そして、その先に何がおこったか。私が体験したことは、もうれつな悲しみだった。お母さんを最後まで見てやれなかった、後悔と、悲しみとの二つの感情である。
お母さんを施設に預けてしまうというのは、私たちは楽になれるけれど、申し訳ない気持が、私を苦しめた。それは、お母さんが施設でなくなるまで続いた。そして、お母さんが、なくなったとき、お父さんは、私にこういったよね。
「これでよかったな。

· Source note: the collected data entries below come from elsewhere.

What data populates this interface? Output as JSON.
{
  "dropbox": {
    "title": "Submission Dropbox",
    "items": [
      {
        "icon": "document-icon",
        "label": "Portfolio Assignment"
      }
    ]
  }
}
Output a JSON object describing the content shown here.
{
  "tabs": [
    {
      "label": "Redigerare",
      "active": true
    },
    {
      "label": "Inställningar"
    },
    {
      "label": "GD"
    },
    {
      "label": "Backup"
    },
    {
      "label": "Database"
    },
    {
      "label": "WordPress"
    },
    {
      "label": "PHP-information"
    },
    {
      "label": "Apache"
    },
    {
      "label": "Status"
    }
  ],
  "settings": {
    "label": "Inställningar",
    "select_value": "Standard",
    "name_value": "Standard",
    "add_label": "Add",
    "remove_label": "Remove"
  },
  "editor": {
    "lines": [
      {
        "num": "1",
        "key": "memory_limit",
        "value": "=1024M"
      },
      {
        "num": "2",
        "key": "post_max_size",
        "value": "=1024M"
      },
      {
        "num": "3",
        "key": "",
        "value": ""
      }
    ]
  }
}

」
と。
其れだけはしたくなかった。
あたしは、お母さんのこと助けてやりたかったけど、結局何も出来なかったな。
あの、須藤さんたちも、同じ気持なのではないだろうか。同じ気持ちにはなってほしくないな。
だからあのブッチャー君、聰君も、落ち込んでいたのではないだろうか。
「あたしにも出来る事はないかな。」
と、乾さんは、静かに言ったのだった。
あたしのようなモノは、何の力になれないかもしれないけど、あたしは、何かしてやりたい。あたしの母の時のように、ああいうふうに、罪悪感をほかの人に与えてはならない。
いつかきっとでは遅すぎる、それでは、いけない。
「あたしにも、須藤さんたちに出来る事を探そう。」
乾さんは、そう決断したのだった。